Firstly, I have resisted creating a blog about this subject until such time as official confirmation was “handed down from on high,” as it were. I have been eagerly awaiting this day, not because I could say I had an Autistic son (that would be true, diagnosis aside), but because the official confirmation of that situation on multiple fronts means that I can speak without being quite so easily labeled an “outsider.”

I know, I know, there are those who have been dealing with Autism for a great deal longer than have I. More importantly, I am still a “bystander” in every important sense, since (though I may well be mildly Autistic myself), I have never been diagnosed as being anywhere on the spectrum. That means I can only talk about dealing with Autism “from the outside,” but that’s just fine with me.

I also know that, even if I accept that Autism is one thing (and I have already stated that I don’t), there are considered to be “levels,” and I can only talk with any assurance, from the perspective of someone dealing with the second of three levels (meaning there may be marked differences in dealing with severe or truly mild Autism).

When you add to that the fact that I don’t believe Autism is one thing, it should be obvious that I expect everyone dealing with Autism to cast a critical eye on what I say (and with absolutely the best of reasons).

One thing I have been pretty much bursting to say, is that Autistic people need and want love and affection to the same degree as (if not more than), people not dealing with Autism. Put another way, the concept that care, attention, affection, indeed love is not significant because of the apparent inability of the person diagnosed with Autism to comprehend or express them in the same ways “normal” people do, is—in my humble opinion—pretty much hogwash.
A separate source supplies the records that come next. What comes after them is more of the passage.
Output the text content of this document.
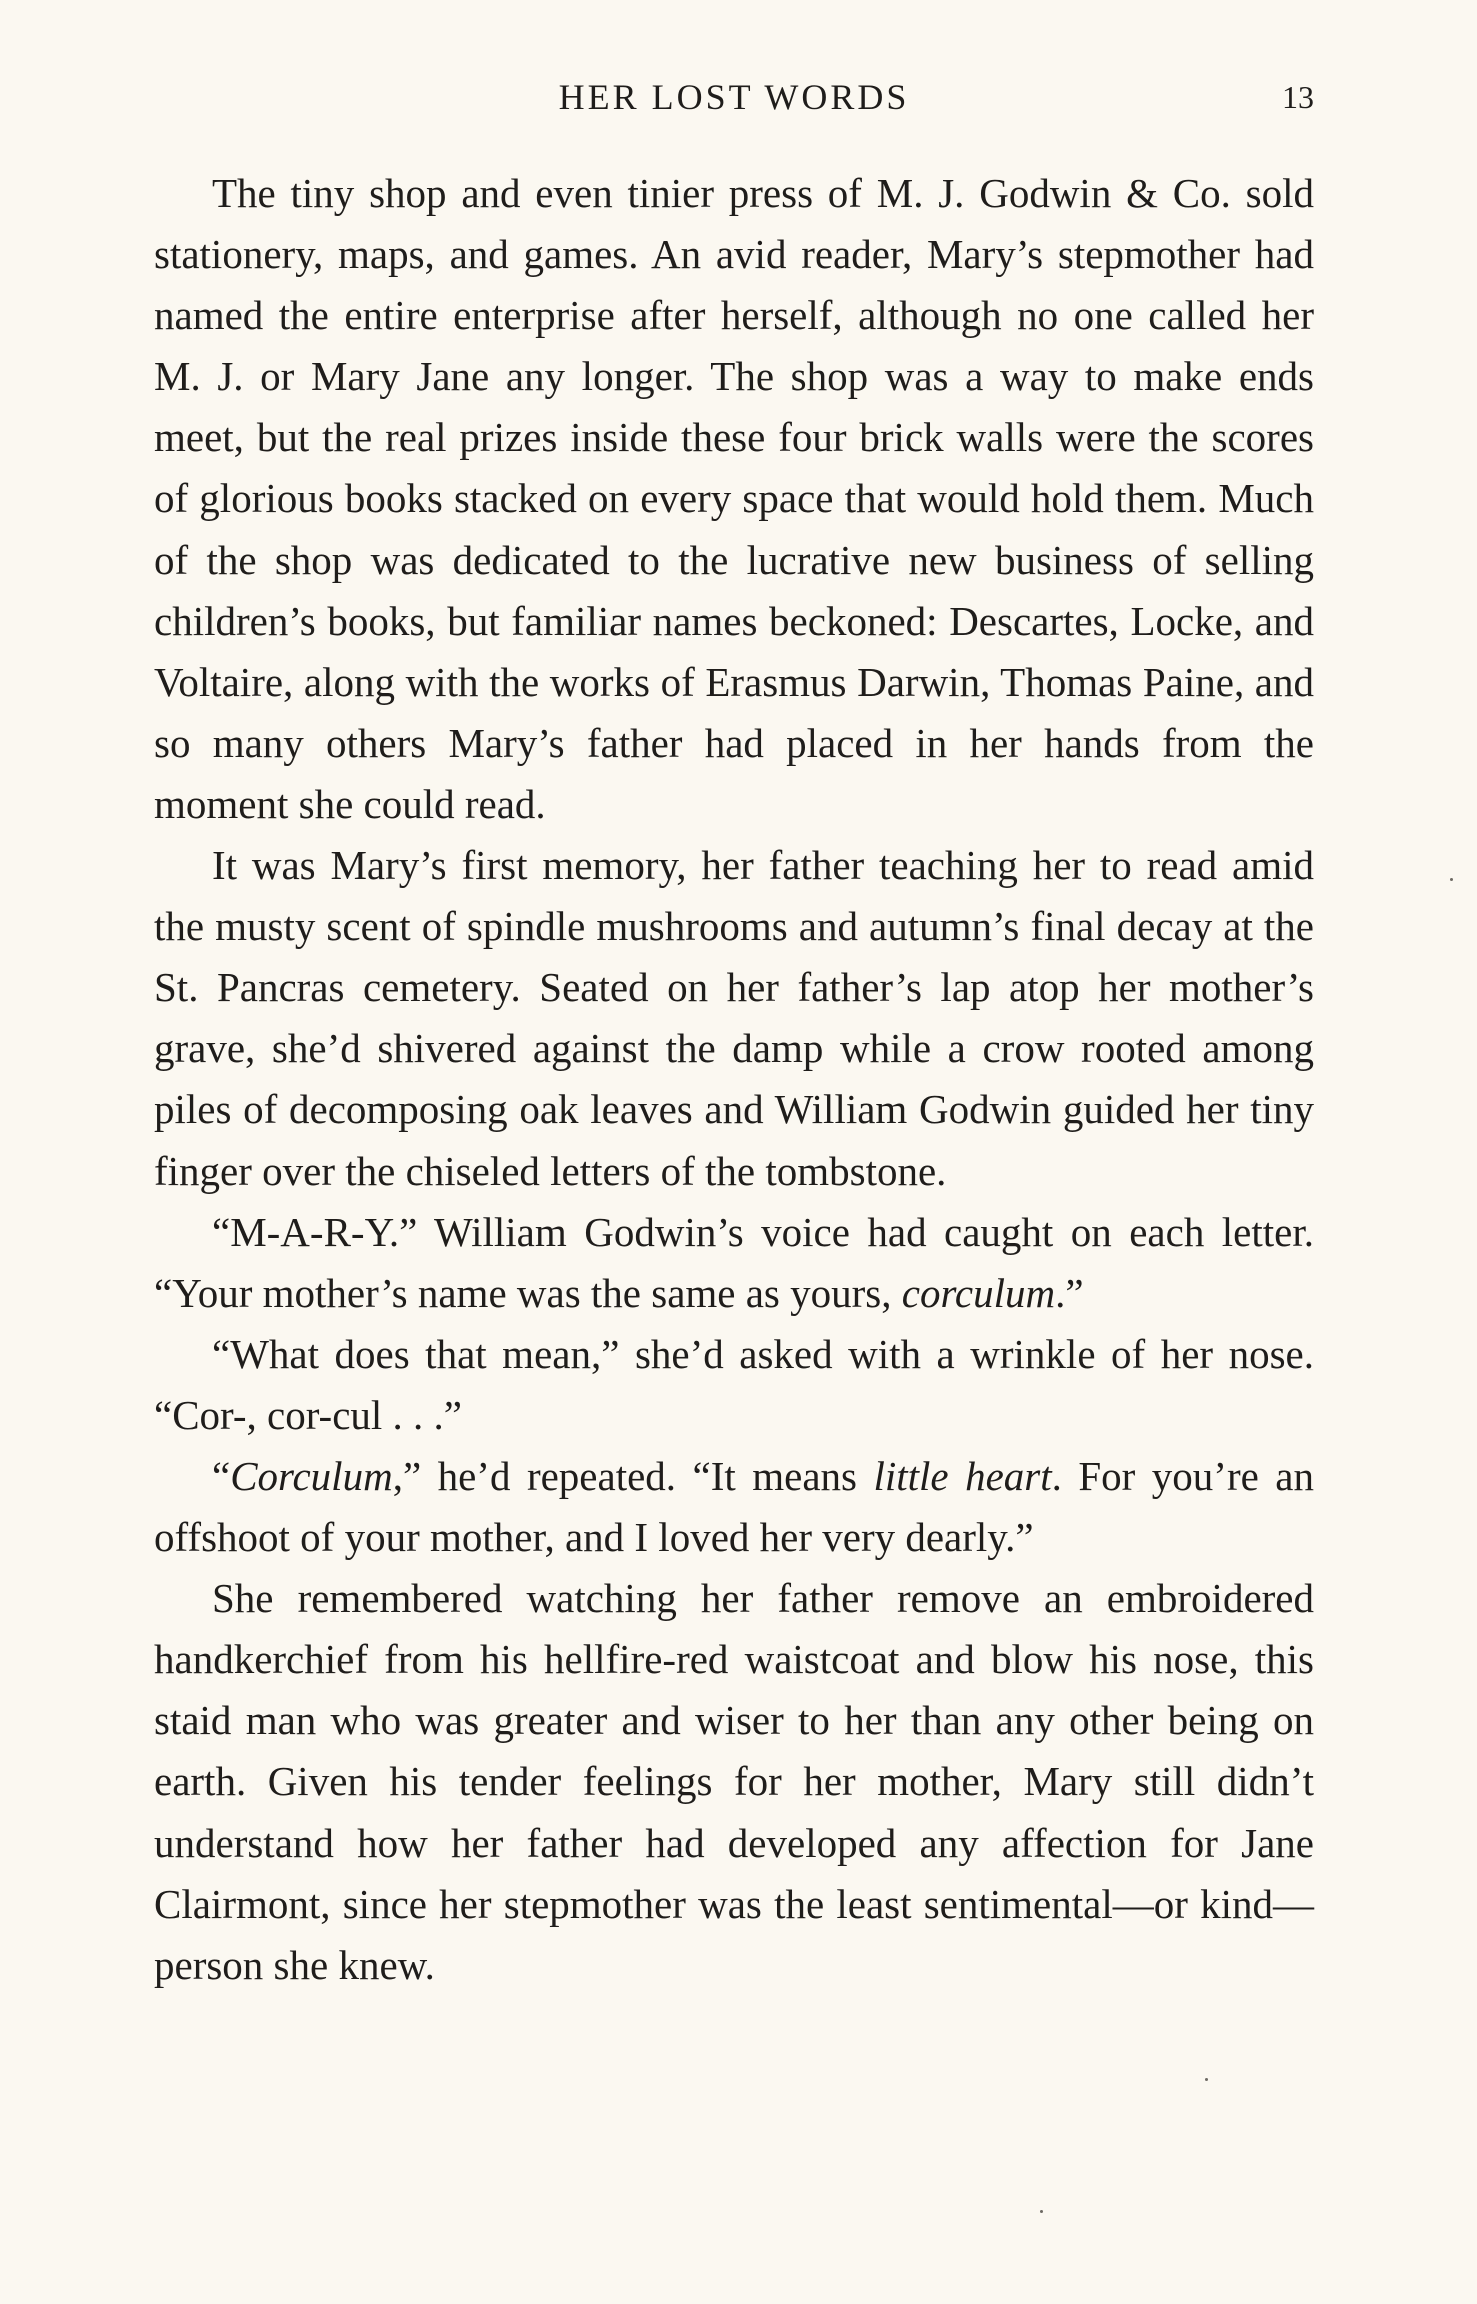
HER LOST WORDS	13

The tiny shop and even tinier press of M. J. Godwin & Co. sold stationery, maps, and games. An avid reader, Mary’s stepmother had named the entire enterprise after herself, although no one called her M. J. or Mary Jane any longer. The shop was a way to make ends meet, but the real prizes inside these four brick walls were the scores of glorious books stacked on every space that would hold them. Much of the shop was dedicated to the lucrative new business of selling children’s books, but familiar names beckoned: Descartes, Locke, and Voltaire, along with the works of Erasmus Darwin, Thomas Paine, and so many others Mary’s father had placed in her hands from the moment she could read.

It was Mary’s first memory, her father teaching her to read amid the musty scent of spindle mushrooms and autumn’s final decay at the St. Pancras cemetery. Seated on her father’s lap atop her mother’s grave, she’d shivered against the damp while a crow rooted among piles of decomposing oak leaves and William Godwin guided her tiny finger over the chiseled letters of the tombstone.

“M-A-R-Y.” William Godwin’s voice had caught on each letter. “Your mother’s name was the same as yours, corculum.”

“What does that mean,” she’d asked with a wrinkle of her nose. “Cor-, cor-cul . . .”

“Corculum,” he’d repeated. “It means little heart. For you’re an offshoot of your mother, and I loved her very dearly.”

She remembered watching her father remove an embroidered handkerchief from his hellfire-red waistcoat and blow his nose, this staid man who was greater and wiser to her than any other being on earth. Given his tender feelings for her mother, Mary still didn’t understand how her father had developed any affection for Jane Clairmont, since her stepmother was the least sentimental—or kind—person she knew.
My son went from seemingly being able to express emotion, to seemingly being unable to do so. In the course of time though, being unrelenting in our affection towards him, appears to have helped him to be able do so again.
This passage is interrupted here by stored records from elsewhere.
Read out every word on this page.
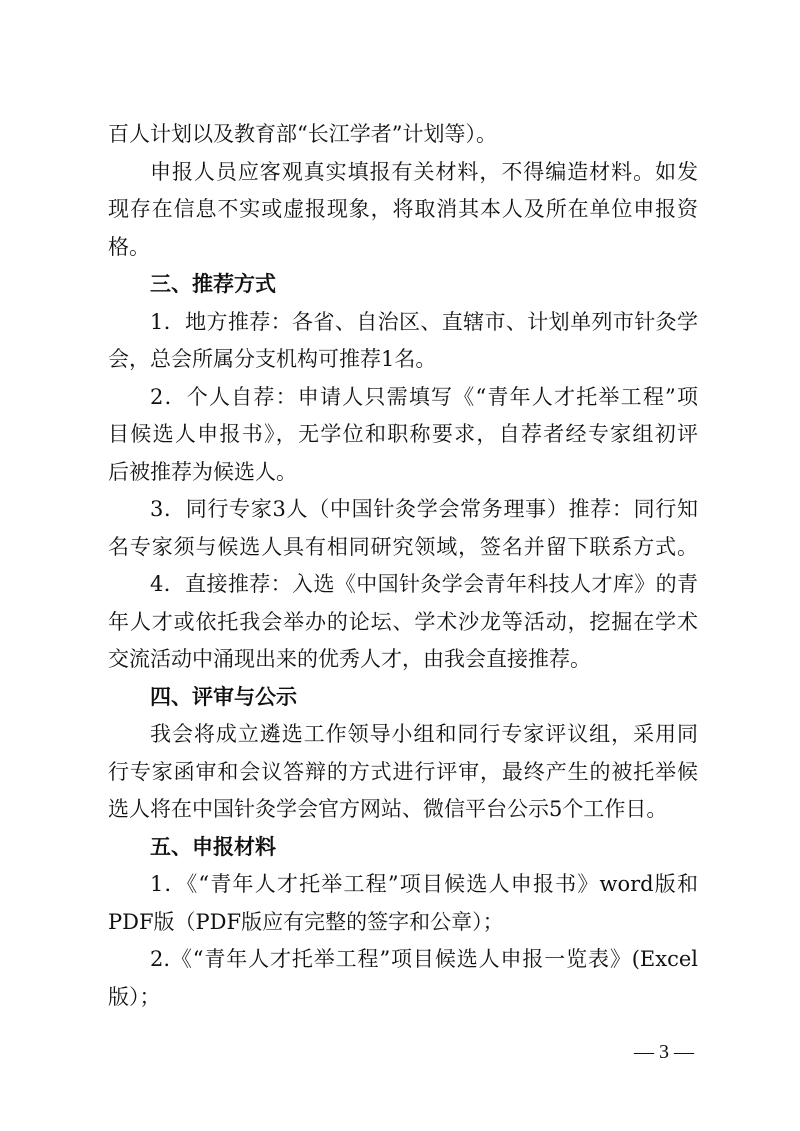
百人计划以及教育部“长江学者”计划等）。
申报人员应客观真实填报有关材料，不得编造材料。如发
现存在信息不实或虚报现象，将取消其本人及所在单位申报资
格。
三、推荐方式
1．地方推荐：各省、自治区、直辖市、计划单列市针灸学
会，总会所属分支机构可推荐1名。
2．个人自荐：申请人只需填写《“青年人才托举工程”项
目候选人申报书》，无学位和职称要求，自荐者经专家组初评
后被推荐为候选人。
3．同行专家3人（中国针灸学会常务理事）推荐：同行知
名专家须与候选人具有相同研究领域，签名并留下联系方式。
4．直接推荐：入选《中国针灸学会青年科技人才库》的青
年人才或依托我会举办的论坛、学术沙龙等活动，挖掘在学术
交流活动中涌现出来的优秀人才，由我会直接推荐。
四、评审与公示
我会将成立遴选工作领导小组和同行专家评议组，采用同
行专家函审和会议答辩的方式进行评审，最终产生的被托举候
选人将在中国针灸学会官方网站、微信平台公示5个工作日。
五、申报材料
1．《“青年人才托举工程”项目候选人申报书》word版和
PDF版（PDF版应有完整的签字和公章）；
2.《“青年人才托举工程”项目候选人申报一览表》(Excel
版）；
— 3 —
Am I saying all people labelled Autistic will magically gain or regain that ability? Not at all! What I am saying though, is that I can scarcely imagine them not appreciating a supportive, loving environment. And even if they don’t appreciated it, it doesn’t somehow make it without benefit or merit.

Another thing I think needs said is this. When you’re dealing with an Autistic person, you’re likely to find them standoffish, aloof, maybe downright cold or—seemingly, if not actually—disinterested. Does this mean you ought not try to cultivate a relationship? Not at all! Consider their feelings. Think about what you would feel like if someone else treated you as you treat them, and modify your approach to them accordingly.

One last thing as I’m already over my self imposed word count.

You may believe that an Autistic individual will never be able to function in the world (or even understand what you’re saying about or to them), this is a mistake you can never afford to make. To begin with, in doing so, it is highly likely you are “shortchanging” the individual. As well, you may well do damage that it may take a very long time to undo. I have worked hard to earn and keep my son’s trust, that’s no accident.

Okay, having gone substantially “over my limit,” allow me to wish you the best of days, and to thank you for reading.